The selection of campus overnight hosts is even more important than the campus tour guides. These individuals are going to provide a completely unfiltered view of your campus to prospective students. While you want these students to share the truth, you also want to have some influence on a positive truth that can be shared. The campus host should also be outgoing, able to make conversation, and have planned activities to do with the visiting student.
The hosts at both of Kylie’s schools were freshmen. While I understand the rationale that staying with a freshman host in a freshman dorm gives the prospective student an idea of what they can expect the following year, Kylie didn’t feel like either host had had a lot of campus experiences to share with her yet. A sophomore student may be a better choice as a host as they have more experience and perspective on the campus and the first-year experience.

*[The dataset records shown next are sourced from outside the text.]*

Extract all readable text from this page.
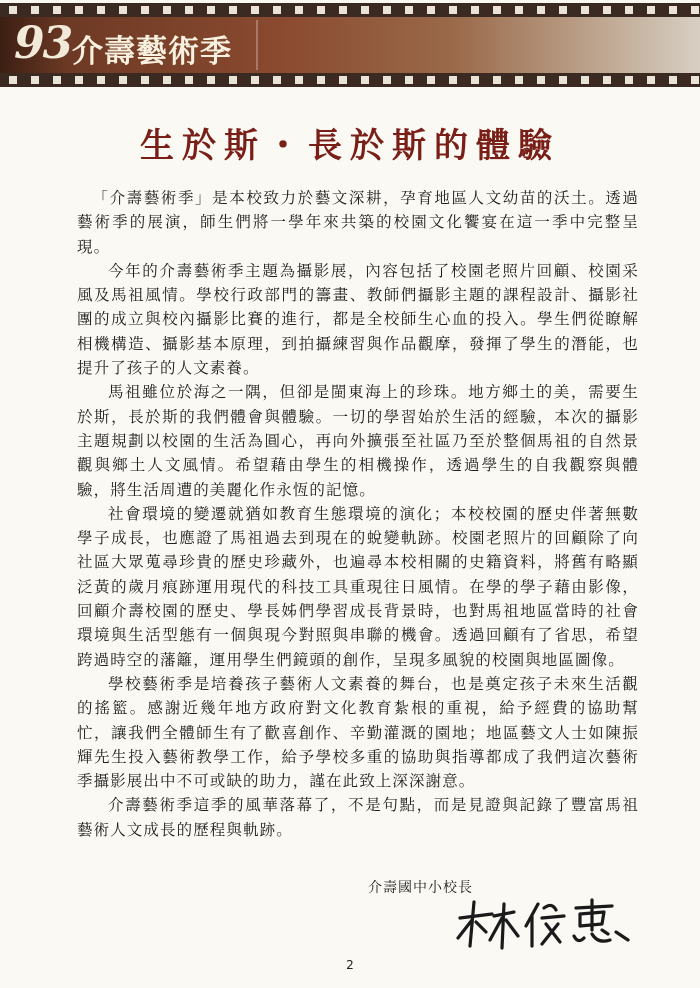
93 介壽藝術季
生於斯・長於斯的體驗

「介壽藝術季」是本校致力於藝文深耕，孕育地區人文幼苗的沃土。透過藝術季的展演，師生們將一學年來共築的校園文化饗宴在這一季中完整呈現。

今年的介壽藝術季主題為攝影展，內容包括了校園老照片回顧、校園采風及馬祖風情。學校行政部門的籌畫、教師們攝影主題的課程設計、攝影社團的成立與校內攝影比賽的進行，都是全校師生心血的投入。學生們從瞭解相機構造、攝影基本原理，到拍攝練習與作品觀摩，發揮了學生的潛能，也提升了孩子的人文素養。

馬祖雖位於海之一隅，但卻是閩東海上的珍珠。地方鄉土的美，需要生於斯，長於斯的我們體會與體驗。一切的學習始於生活的經驗，本次的攝影主題規劃以校園的生活為圓心，再向外擴張至社區乃至於整個馬祖的自然景觀與鄉土人文風情。希望藉由學生的相機操作，透過學生的自我觀察與體驗，將生活周遭的美麗化作永恆的記憶。

社會環境的變遷就猶如教育生態環境的演化；本校校園的歷史伴著無數學子成長，也應證了馬祖過去到現在的蛻變軌跡。校園老照片的回顧除了向社區大眾蒐尋珍貴的歷史珍藏外，也遍尋本校相關的史籍資料，將舊有略顯泛黃的歲月痕跡運用現代的科技工具重現往日風情。在學的學子藉由影像，回顧介壽校園的歷史、學長姊們學習成長背景時，也對馬祖地區當時的社會環境與生活型態有一個與現今對照與串聯的機會。透過回顧有了省思，希望跨過時空的藩籬，運用學生們鏡頭的創作，呈現多風貌的校園與地區圖像。

學校藝術季是培養孩子藝術人文素養的舞台，也是奠定孩子未來生活觀的搖籃。感謝近幾年地方政府對文化教育紮根的重視，給予經費的協助幫忙，讓我們全體師生有了歡喜創作、辛勤灌溉的園地；地區藝文人士如陳振輝先生投入藝術教學工作，給予學校多重的協助與指導都成了我們這次藝術季攝影展出中不可或缺的助力，謹在此致上深深謝意。

介壽藝術季這季的風華落幕了，不是句點，而是見證與記錄了豐富馬祖藝術人文成長的歷程與軌跡。

介壽國中小校長
2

Class level aside, the host at campus number one did what a host should do. The host made a point of taking Kylie to see a variety of events and to introduce her to the other students on the floor, so Kylie could get a better idea of the campus as a whole. In contrast, the host at campus number two was sort of lazy about the visit. Kylie spent most of that evening in the student’s dorm room doing her own homework and not really getting a sense of the broader campus experience. In the morning at campus number one, the host took her to breakfast and walked her to the class she was observing, while the host at college number two suggested that Kylie skip visiting the class to sleep in and sent her on her way with a wave from her bed. That didn’t go over very well with Kylie (or with me)! One other comment: Kylie noticed that the host at college number one was complimentary of Kylie’s consideration of college number two while the host at number two talked down about college number one. That also left an impression.

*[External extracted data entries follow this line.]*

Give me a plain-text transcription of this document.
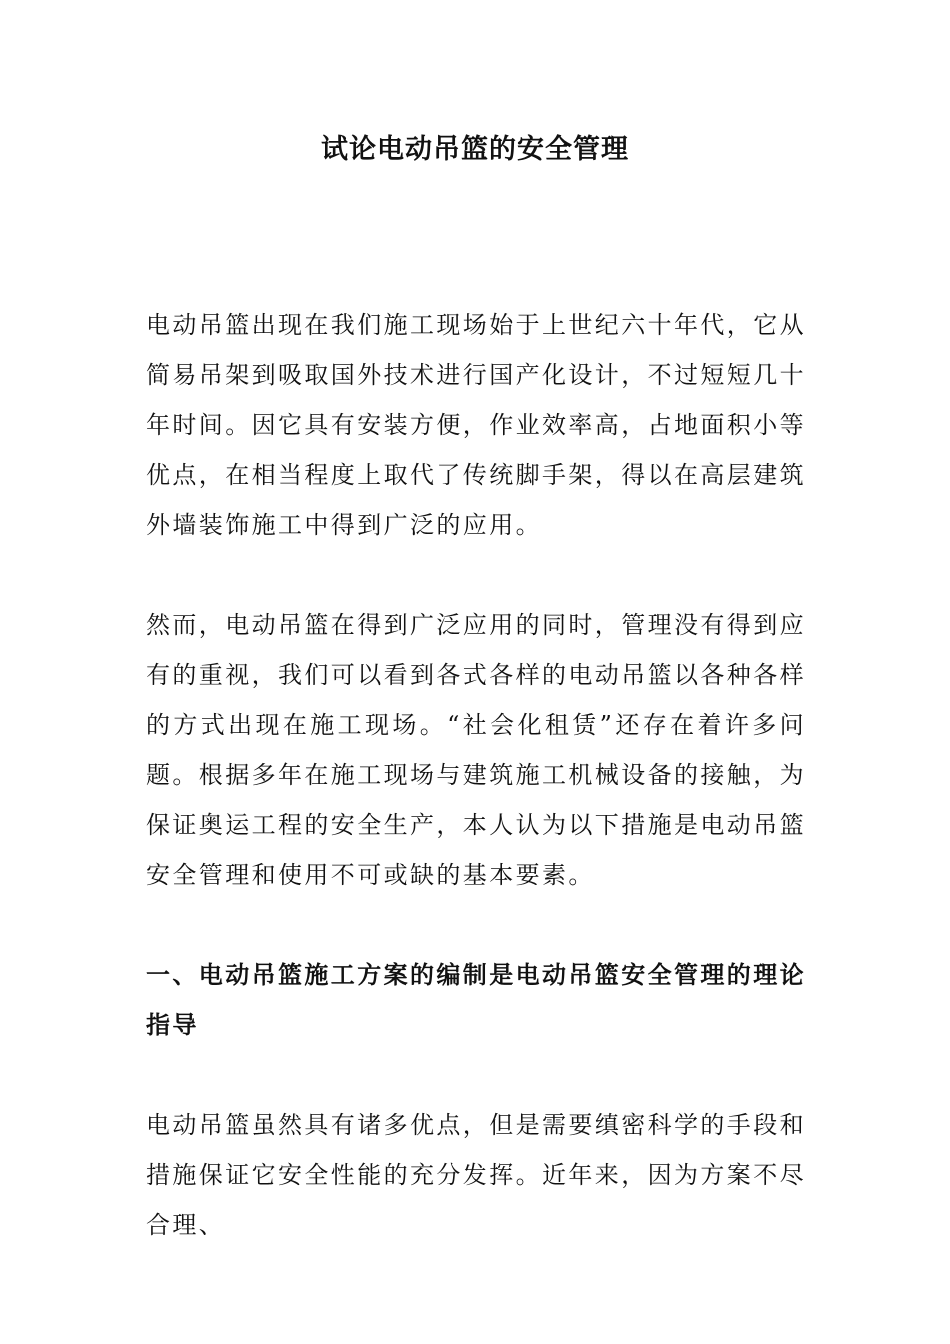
试论电动吊篮的安全管理

电动吊篮出现在我们施工现场始于上世纪六十年代，它从简易吊架到吸取国外技术进行国产化设计，不过短短几十年时间。因它具有安装方便，作业效率高，占地面积小等优点，在相当程度上取代了传统脚手架，得以在高层建筑外墙装饰施工中得到广泛的应用。

然而，电动吊篮在得到广泛应用的同时，管理没有得到应有的重视，我们可以看到各式各样的电动吊篮以各种各样的方式出现在施工现场。“社会化租赁”还存在着许多问题。根据多年在施工现场与建筑施工机械设备的接触，为保证奥运工程的安全生产，本人认为以下措施是电动吊篮安全管理和使用不可或缺的基本要素。

一、电动吊篮施工方案的编制是电动吊篮安全管理的理论指导

电动吊篮虽然具有诸多优点，但是需要缜密科学的手段和措施保证它安全性能的充分发挥。近年来，因为方案不尽合理、
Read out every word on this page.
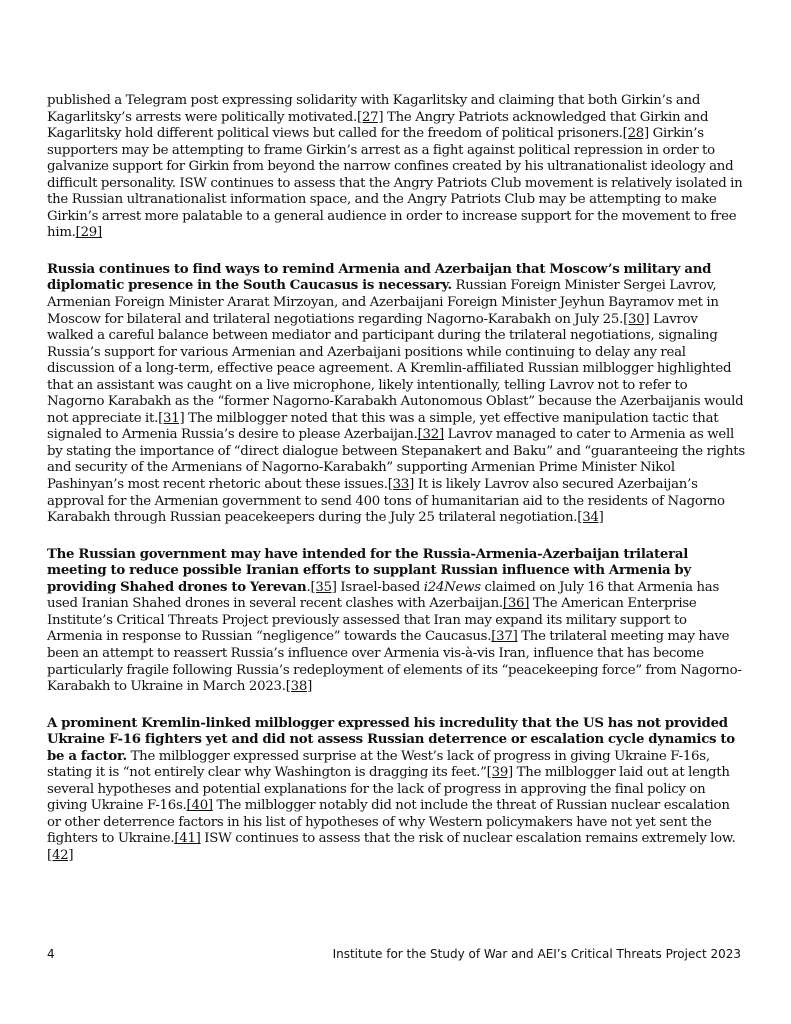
published a Telegram post expressing solidarity with Kagarlitsky and claiming that both Girkin’s and Kagarlitsky’s arrests were politically motivated.[27] The Angry Patriots acknowledged that Girkin and Kagarlitsky hold different political views but called for the freedom of political prisoners.[28] Girkin’s supporters may be attempting to frame Girkin’s arrest as a fight against political repression in order to galvanize support for Girkin from beyond the narrow confines created by his ultranationalist ideology and difficult personality. ISW continues to assess that the Angry Patriots Club movement is relatively isolated in the Russian ultranationalist information space, and the Angry Patriots Club may be attempting to make Girkin’s arrest more palatable to a general audience in order to increase support for the movement to free him.[29]

Russia continues to find ways to remind Armenia and Azerbaijan that Moscow’s military and diplomatic presence in the South Caucasus is necessary. Russian Foreign Minister Sergei Lavrov, Armenian Foreign Minister Ararat Mirzoyan, and Azerbaijani Foreign Minister Jeyhun Bayramov met in Moscow for bilateral and trilateral negotiations regarding Nagorno-Karabakh on July 25.[30] Lavrov walked a careful balance between mediator and participant during the trilateral negotiations, signaling Russia’s support for various Armenian and Azerbaijani positions while continuing to delay any real discussion of a long-term, effective peace agreement. A Kremlin-affiliated Russian milblogger highlighted that an assistant was caught on a live microphone, likely intentionally, telling Lavrov not to refer to Nagorno Karabakh as the “former Nagorno-Karabakh Autonomous Oblast” because the Azerbaijanis would not appreciate it.[31] The milblogger noted that this was a simple, yet effective manipulation tactic that signaled to Armenia Russia’s desire to please Azerbaijan.[32] Lavrov managed to cater to Armenia as well by stating the importance of “direct dialogue between Stepanakert and Baku” and “guaranteeing the rights and security of the Armenians of Nagorno-Karabakh” supporting Armenian Prime Minister Nikol Pashinyan’s most recent rhetoric about these issues.[33] It is likely Lavrov also secured Azerbaijan’s approval for the Armenian government to send 400 tons of humanitarian aid to the residents of Nagorno Karabakh through Russian peacekeepers during the July 25 trilateral negotiation.[34]

The Russian government may have intended for the Russia-Armenia-Azerbaijan trilateral meeting to reduce possible Iranian efforts to supplant Russian influence with Armenia by providing Shahed drones to Yerevan.[35] Israel-based i24News claimed on July 16 that Armenia has used Iranian Shahed drones in several recent clashes with Azerbaijan.[36] The American Enterprise Institute’s Critical Threats Project previously assessed that Iran may expand its military support to Armenia in response to Russian “negligence” towards the Caucasus.[37] The trilateral meeting may have been an attempt to reassert Russia’s influence over Armenia vis-à-vis Iran, influence that has become particularly fragile following Russia’s redeployment of elements of its “peacekeeping force” from Nagorno-Karabakh to Ukraine in March 2023.[38]

A prominent Kremlin-linked milblogger expressed his incredulity that the US has not provided Ukraine F-16 fighters yet and did not assess Russian deterrence or escalation cycle dynamics to be a factor. The milblogger expressed surprise at the West’s lack of progress in giving Ukraine F-16s, stating it is “not entirely clear why Washington is dragging its feet.”[39] The milblogger laid out at length several hypotheses and potential explanations for the lack of progress in approving the final policy on giving Ukraine F-16s.[40] The milblogger notably did not include the threat of Russian nuclear escalation or other deterrence factors in his list of hypotheses of why Western policymakers have not yet sent the fighters to Ukraine.[41] ISW continues to assess that the risk of nuclear escalation remains extremely low.[42]

4	Institute for the Study of War and AEI’s Critical Threats Project 2023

The classroom visits were comparable at both colleges, with both faculty members being welcoming. We also had meetings with the admissions representative at both colleges. The admissions conversation at college number one was all about how excited they were to have Kylie consider the college (she had already been admitted because they are on a rolling admit, which gave Kylie a sense of security in wanting to attend the college). The admissions conversation at college number two was more reserved since she had not been admitted yet (we are waiting for the traditional March response timeframe), but Kylie left feeling that she would be lucky to get in and that she was not a priority to this school.

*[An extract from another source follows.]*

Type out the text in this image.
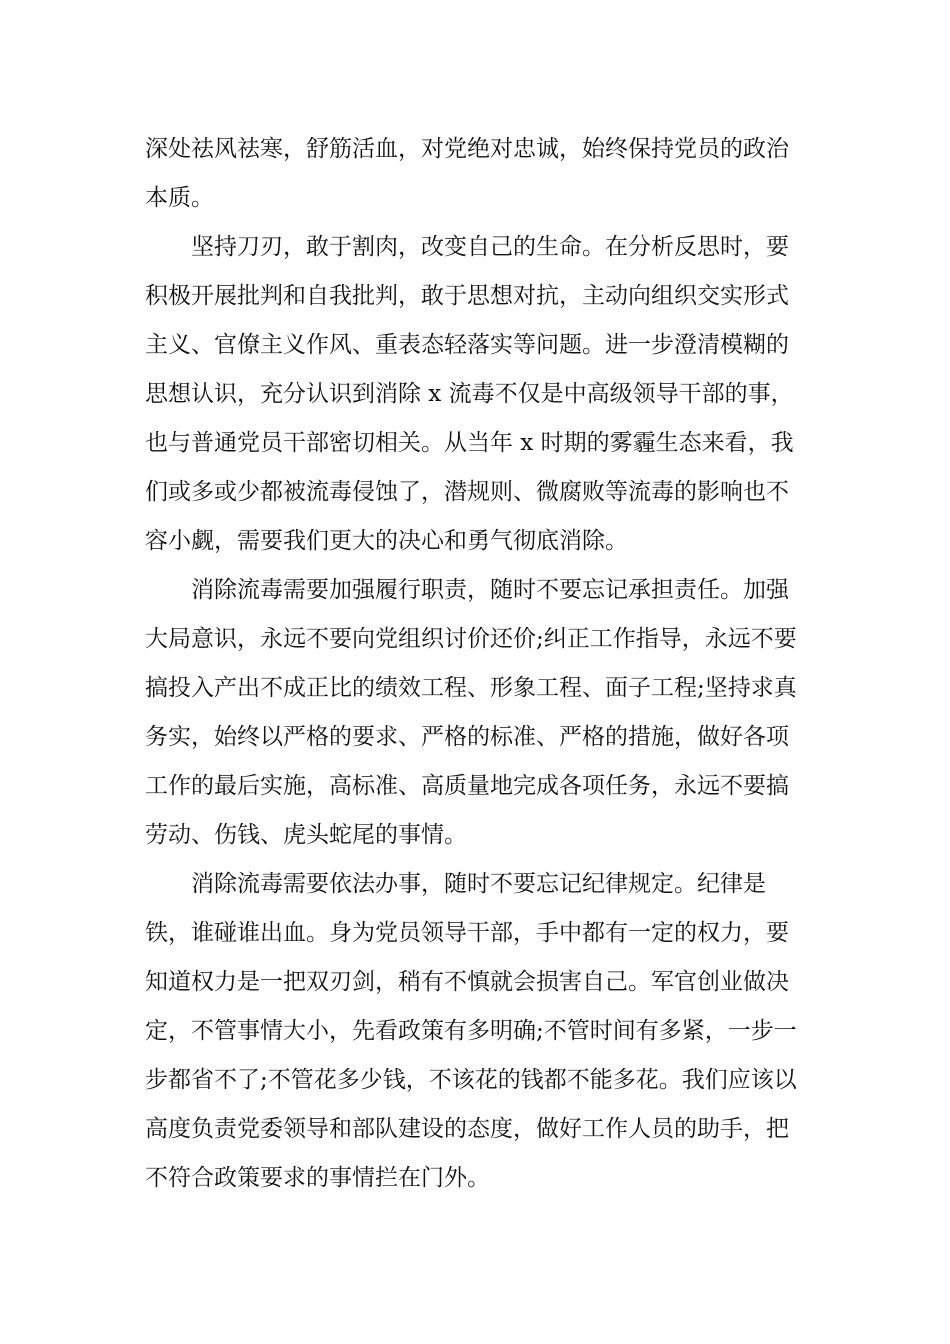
深处祛风祛寒，舒筋活血，对党绝对忠诚，始终保持党员的政治本质。

坚持刀刃，敢于割肉，改变自己的生命。在分析反思时，要积极开展批判和自我批判，敢于思想对抗，主动向组织交实形式主义、官僚主义作风、重表态轻落实等问题。进一步澄清模糊的思想认识，充分认识到消除 x 流毒不仅是中高级领导干部的事，也与普通党员干部密切相关。从当年 x 时期的雾霾生态来看，我们或多或少都被流毒侵蚀了，潜规则、微腐败等流毒的影响也不容小觑，需要我们更大的决心和勇气彻底消除。

消除流毒需要加强履行职责，随时不要忘记承担责任。加强大局意识，永远不要向党组织讨价还价;纠正工作指导，永远不要搞投入产出不成正比的绩效工程、形象工程、面子工程;坚持求真务实，始终以严格的要求、严格的标准、严格的措施，做好各项工作的最后实施，高标准、高质量地完成各项任务，永远不要搞劳动、伤钱、虎头蛇尾的事情。

消除流毒需要依法办事，随时不要忘记纪律规定。纪律是铁，谁碰谁出血。身为党员领导干部，手中都有一定的权力，要知道权力是一把双刃剑，稍有不慎就会损害自己。军官创业做决定，不管事情大小，先看政策有多明确;不管时间有多紧，一步一步都省不了;不管花多少钱，不该花的钱都不能多花。我们应该以高度负责党委领导和部队建设的态度，做好工作人员的助手，把不符合政策要求的事情拦在门外。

Not surprisingly, the combination of these experiences confirmed campus number one as Kylie’s first-choice institution. We plan to send her deposit in this week. I would like Kylie to get back to the campus to visit again this spring, just to stay connected with the school and to further prepare her for the fall enrollment.
I share these experiences to help you think about your own campus visit process. How do you select your campus tour guides and hosts? How do you train them for stories you hope they will share? Do you have a dorm room that you can show off, especially during the summer? What are you conveying to students during the one-on-one admissions meetings when you know that you are a serious contender for the prospective student?
If you have any questions about campus visit strategies, please send me an e-mail—I can not only share my suggestions, but also put you in touch with my Noel-Levitz colleagues who have a great deal of experience on constructing great campus visit programs.
The next step in Kylie’s journey will be college orientation (after we get through the excitement of high school graduation).